Il processo di SQL Agent NDS-ManualMaterialInventoryè di proprietà dell'utente del dominio e prevede 2 passaggi, ciascuno di tipo [Pacchetto SQL Server Integration Services], impostato su Esegui come SSISProxy .

SSISProxyè un proxy di SQL Server Agent mappato al sottosistema [SQL Server Integration Services Package], utilizzando il nome della credenziale SSISProxyCredentials. L'accesso dell'utente del dominio è stato aggiunto ai principali dell'account proxy .

Sono SSISProxyCredentialsstati creati con l' identità dello stesso utente di dominio che esegue l'intero SSL ETL durante la notte e la sua password è stata verificata quadrupla.

Ora, se eseguo questo:

execute as login=N'DOMAIN\thatperson'
exec NDS.dbo.UpdateMaterialInventory;
go

Ottengo questo risultato:

Job 'NDS-ManualMaterialInventory' started successfully.

Tuttavia, la storia del lavoro racconta una storia molto meno incoraggiante:

The job failed.  The Job was invoked by User DOMAIN\thatperson.
The last step to run was step 1 (Extract).

E i dettagli del passaggio 1:

Executed as user: {domain user that runs SSIS ETL overnight}.
Microsoft (R) SQL Server Execute Package Utility  Version 12.0.4100.1 for 64-bit
Copyright (C) Microsoft Corporation. All rights reserved.
Started:  2:18:50 PM  Failed to execute IS server package because of error 0x80131904.
Server: {server name}, Package path: \SSISDB\Foo\Bar\foobar.dtsx, Environment reference Id: NULL.
Description: Login failed for user '{domain user that runs SSIS ETL overnight}'.
Source: .Net SqlClient Data Provider 
Started:  2:18:50 PM  Finished: 2:18:51 PM  Elapsed:  0.094 seconds.
The package execution failed.
The step failed.

Il lavoro ha esito negativo e nulla viene registrato da nessuna parte.

Se cambio il proprietario del lavoro per essere me stesso e cambio i passaggi ' run come essere l'account del servizio agente di SQL Server, il lavoro viene eseguito, ha esito positivo e registra 1.067 righe in [Metadata]. [Dbo]. [Sysssislog].

Sembra che ci sia qualcosa di sbagliato nel modo in cui sono impostati il ​​proxy / le credenziali. Quale parte sto sbagliando?

Risposte:


18

Il problema sembra più complesso di quello che è. Dato che stai usando SQL 2014, probabilmente sarai morso dalle nuove funzionalità di sicurezza introdotte nel 2012.

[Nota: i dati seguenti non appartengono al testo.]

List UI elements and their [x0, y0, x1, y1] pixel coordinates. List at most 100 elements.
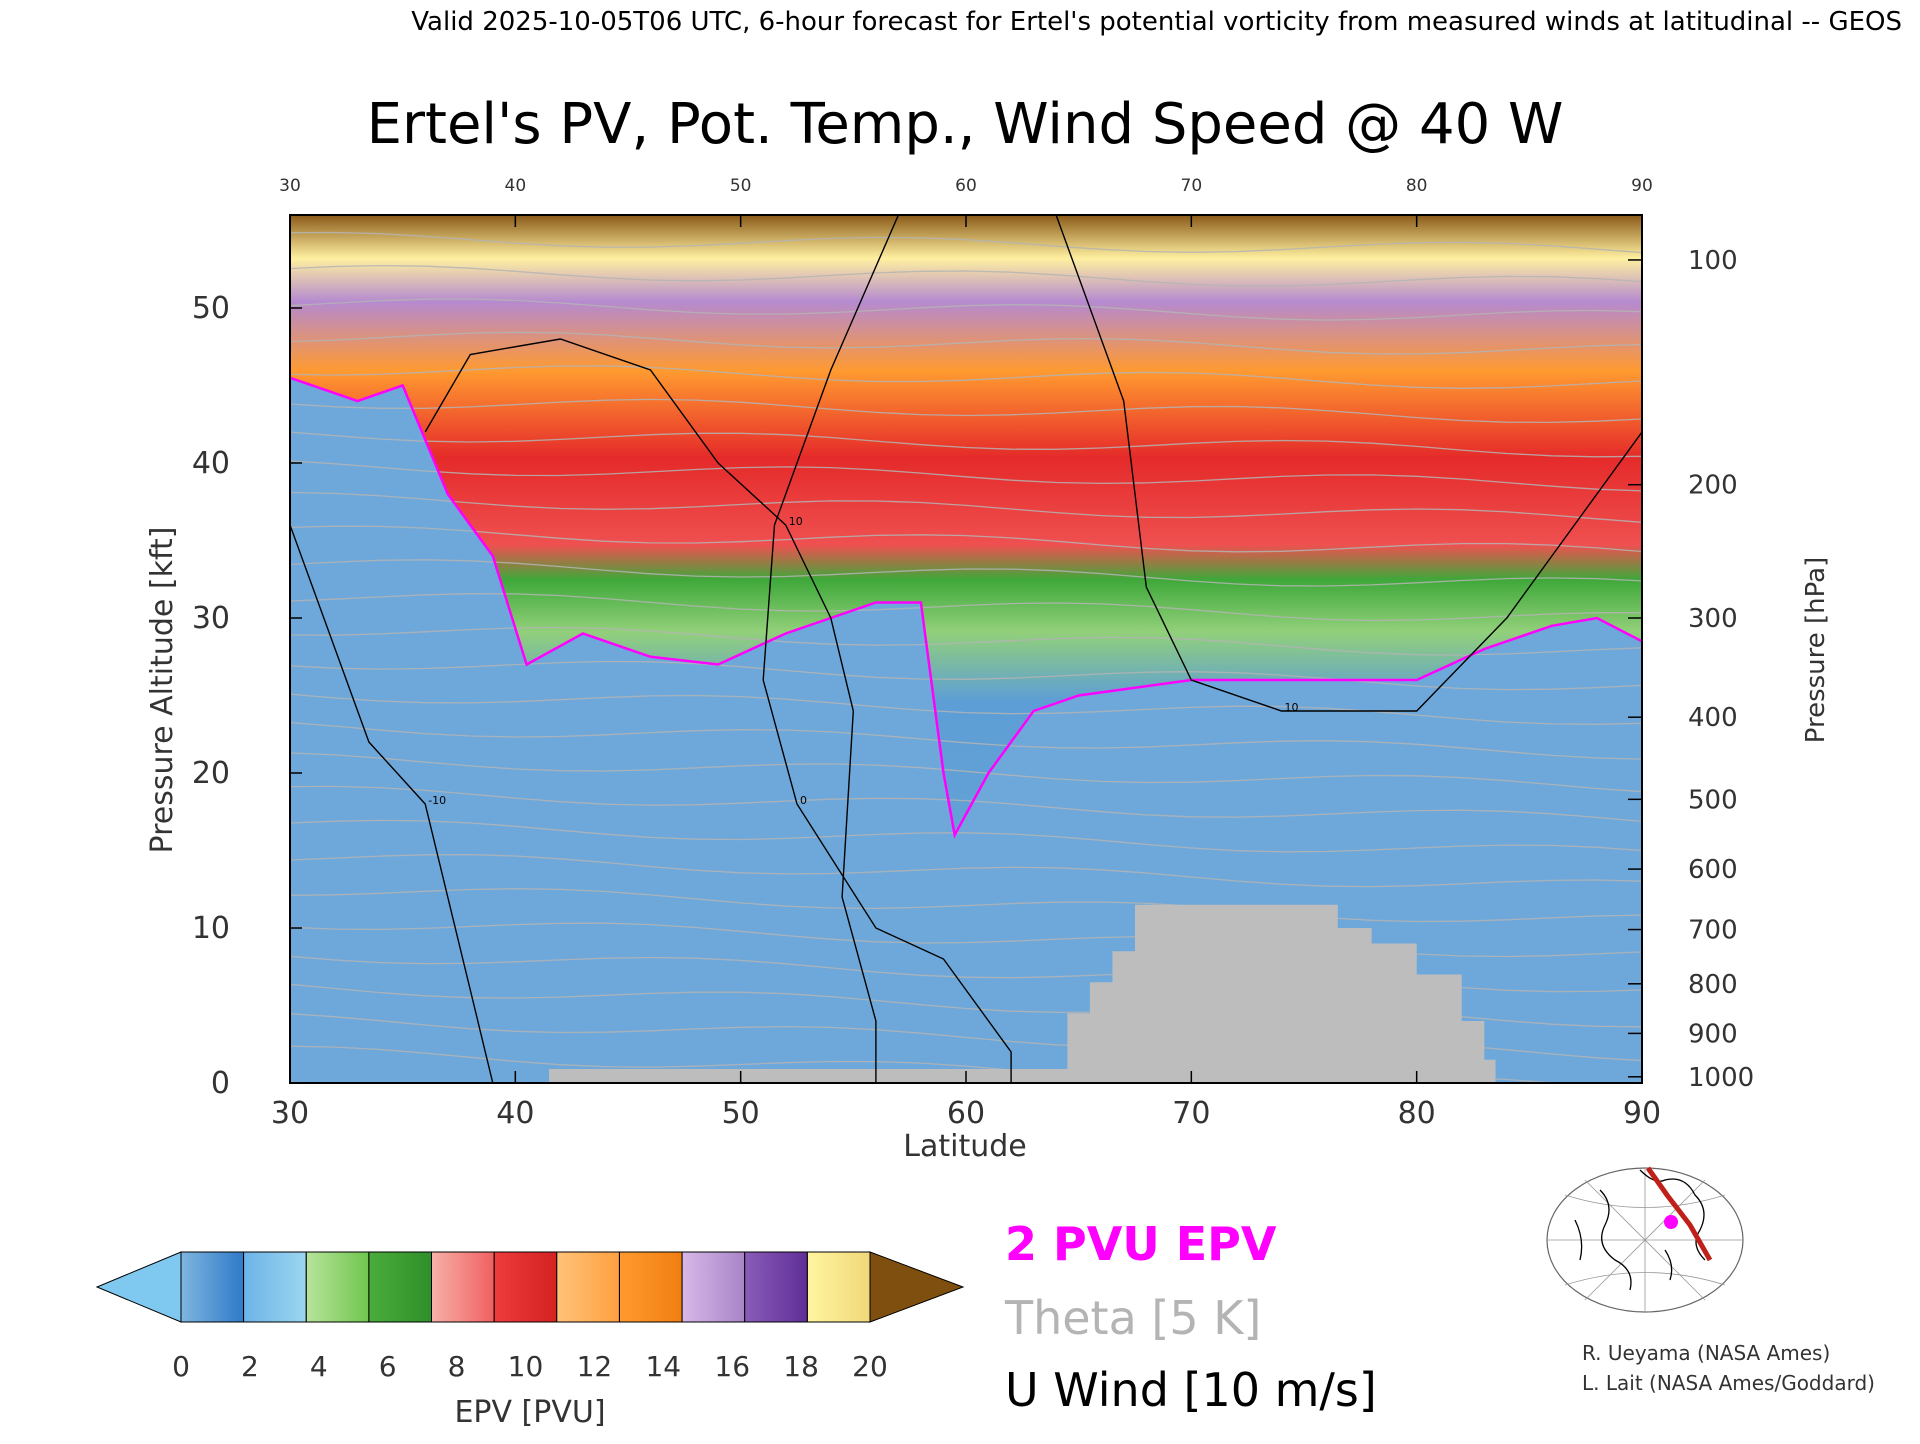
pressure-tick-label: 1000: [1688, 1063, 1754, 1093]
theta-contour: [290, 431, 1642, 458]
colorbar-segment: [681, 1251, 746, 1323]
x-tick-label: 50: [722, 1096, 760, 1131]
x-tick-label-top: 50: [730, 176, 752, 196]
wind-contour: [1055, 215, 1642, 712]
pressure-tick-label: 300: [1688, 604, 1738, 634]
theta-contour: [290, 365, 1642, 389]
theta-contour: [290, 559, 1642, 587]
colorbar-tick-label: 12: [577, 1350, 613, 1383]
terrain-mask: [549, 904, 1496, 1083]
theta-contour: [290, 819, 1642, 853]
credit-line-1: R. Ueyama (NASA Ames): [1582, 1341, 1830, 1365]
theta-contour: [290, 264, 1642, 287]
colorbar-segment: [243, 1251, 307, 1323]
colorbar-segment: [305, 1251, 370, 1323]
y-tick-label: 20: [192, 756, 230, 791]
map-coastlines: [1574, 1169, 1706, 1291]
tropopause-line: [290, 376, 1642, 839]
colorbar-tick-label: 0: [172, 1350, 190, 1383]
colorbar-segment: [806, 1251, 871, 1323]
theta-contours: [290, 231, 1642, 1083]
legend-epv: 2 PVU EPV: [1005, 1217, 1277, 1271]
theta-contour: [290, 888, 1642, 923]
map-graticule: [1547, 1168, 1743, 1312]
y-tick-label: 50: [192, 291, 230, 326]
page-header: Valid 2025-10-05T06 UTC, 6-hour forecast…: [411, 7, 1902, 37]
wind-contour: [424, 338, 877, 1083]
colorbar-label: EPV [PVU]: [454, 1395, 605, 1430]
theta-contour: [290, 298, 1642, 321]
colorbar-tick-label: 8: [448, 1350, 466, 1383]
theta-contour: [290, 721, 1642, 760]
pressure-tick-label: 900: [1688, 1019, 1738, 1049]
x-tick-label: 70: [1172, 1096, 1210, 1131]
legend-theta: Theta [5 K]: [1004, 1291, 1261, 1345]
wind-contour: [290, 524, 494, 1083]
colorbar-tick-label: 16: [714, 1350, 750, 1383]
theta-contour: [290, 491, 1642, 523]
x-tick-label-top: 70: [1181, 176, 1203, 196]
theta-contour: [290, 231, 1642, 254]
plot-axes: 3030404050506060707080809090010203040501…: [192, 176, 1754, 1131]
colorbar-over-arrow: [869, 1251, 965, 1323]
theta-contour: [290, 593, 1642, 622]
y-axis-label-left: Pressure Altitude [kft]: [145, 527, 180, 854]
y-tick-label: 10: [192, 911, 230, 946]
x-tick-label-top: 30: [279, 176, 301, 196]
legend-uwind: U Wind [10 m/s]: [1005, 1363, 1377, 1417]
y-tick-label: 40: [192, 446, 230, 481]
theta-contour: [290, 398, 1642, 424]
credit-line-2: L. Lait (NASA Ames/Goddard): [1582, 1371, 1875, 1395]
colorbar-segment: [431, 1251, 495, 1323]
x-tick-label: 90: [1623, 1096, 1661, 1131]
y-tick-label: 0: [211, 1066, 230, 1101]
u-wind-contours: 10 0 10 -10: [290, 215, 1642, 1083]
colorbar-tick-label: 18: [783, 1350, 819, 1383]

L'unica cosa che conta davvero è:

Server: {server name}, Package path: \SSISDB\Foo\Bar\foobar.dtsx, Environment reference Id: NULL.   
Description: Login failed for user '{domain user that runs SSIS ETL overnight}'.

Molto probabilmente il login dell'utente Proxy non ha accesso al catalogo SSISDB (anche se potrebbe avere accesso a SQL Server).
È necessario mappare l'accesso a un utente SSISDB e configurare l'accesso alle cartelle / ai progetti SSISDB in Integration Services.

Dai un'occhiata a questo post sul blog MSDN Suggerimenti per il controllo dell'accesso al catalogo SSIS e Autorizzazioni per il catalogo SSIS di SQL 2012

Dopo aver effettivamente caricato il pacchetto, è possibile che si verifichino altri problemi relativi al contesto di sicurezza, ma è necessario ottenere una migliore registrazione dai servizi di integrazione stessi.


3
Esattamente questo. Grazie per essere andato ben oltre :-)
Mathieu Guindon,
Utilizzando il nostro sito, riconosci di aver letto e compreso le nostre Informativa sui cookie e Informativa sulla privacy.
Licensed under cc by-sa 3.0 with attribution required.